Originally Posted by Say Chi Sin Lo
Just found this gem of a thread regarding calves/achilles injuries. And I have a question.
So I believe I'm developing early signs of insertional achilles tendinitis. It doesn't affect my performance on the court but when I shut it down, there's significant pain behind my heel. After dealing with post-play discomfort for a few months, I decided to shut it down completely and just let it heal. And here is my question:
I plan on doing as much RICE therapy for the next 2-3 weeks, just to get the inflammation to subside. Then your usual stretching and strengthening once the inflammation is gone. During my recovery, will cardio workout such as the elliptical and stationary bike hinder the healing of the achilles? And I'm going to assume running isn't going to help my cause.
In case you were wondering how I injured it, I wish I can recall a precise event, but I can't. I'm sure I took a hard and wrong step somewhere on the tennis court (probably on an stomp volley). What I can tell you is, it's my left achilles, and I'm a righty, so it's my landing foot when I serve.
Sorry to hear you are having problems.
As you undoubtedly know, inflammation is the first stage of healing. Indeed without inflammation, no healing will occur.
Inflammation represents that the greatest number of chemicals (cytokines) is present at the site to attract and activate the fibroblasts which will produce the protein strands that will heal the microscopic tendon tears that are likely present.
Pain is a side effect of those chemicals (cytokines) being present and irritating sensitive nerve endings.
(It is unclear if this is just coincidence or whether this evolved as a warning signal to our forebears that an injury was in the process of healing, and that decreased activity was needed to let the injury heal.)
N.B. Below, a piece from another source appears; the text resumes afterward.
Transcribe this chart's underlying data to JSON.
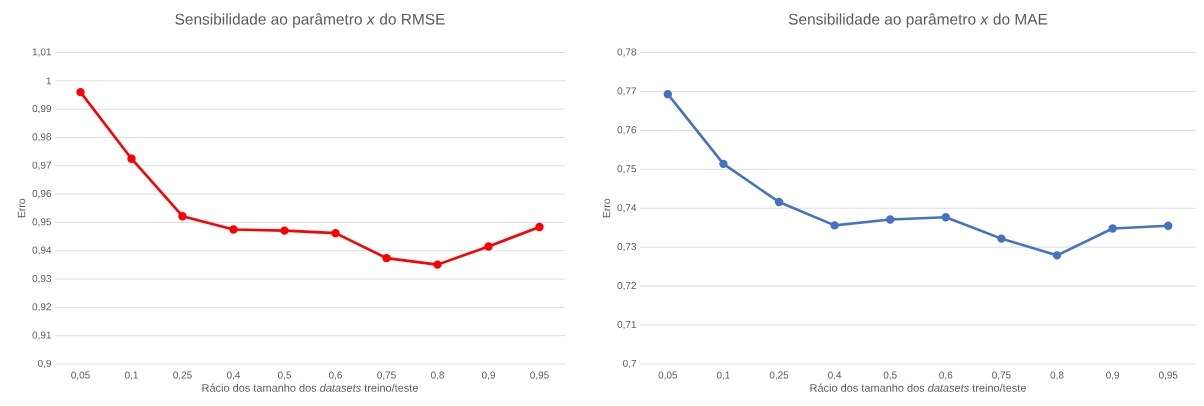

RICE clearly improves the symptoms of pain and swelling.
Nerves don't conduct pain optimally at cold temperatures.
Compression clearly reduces swelling.
And it is clear that on occasion our immune system can run amuck and produce more inflammation at a site than will optimally lead to healing.
It is just hard to know in your situation if other than Rest, RICE really will alter the underlying inflammatory process in a productive way.
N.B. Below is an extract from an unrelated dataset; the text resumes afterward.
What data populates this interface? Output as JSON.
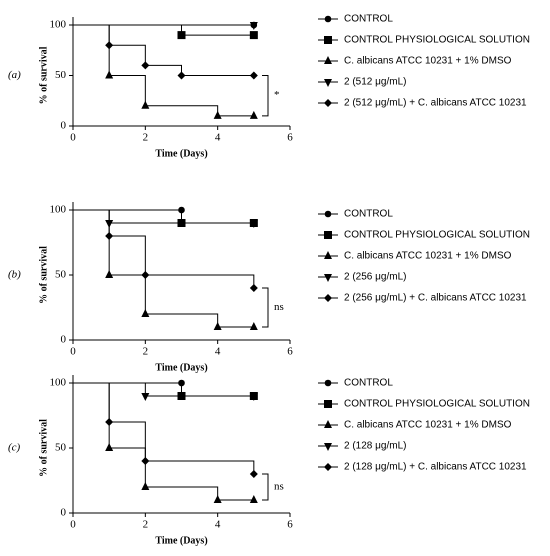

It takes many, many weeks for the protein fibers in connective tissue to interconnect and become really strong.
There is no foolproof way to know when exercise can begin, or how fast to advance our exercise level.
We tend to use pain as a guide - return of pain indicates inflammation is beginning again because of reinjury.
So sometimes it is two steps forward and one step backward.
The danger in a "go-getter" like you or Nadal is not to make it one step forward and two steps backward by doing too much exercise too soon.
At least you are doing the best thing now by resting, so that the process of healing can occur as straight forward as possible, instead undergoing multiple episodes of partial healing and tearing, partial healing and tearing that leads to fibrosis and tendon degeneration.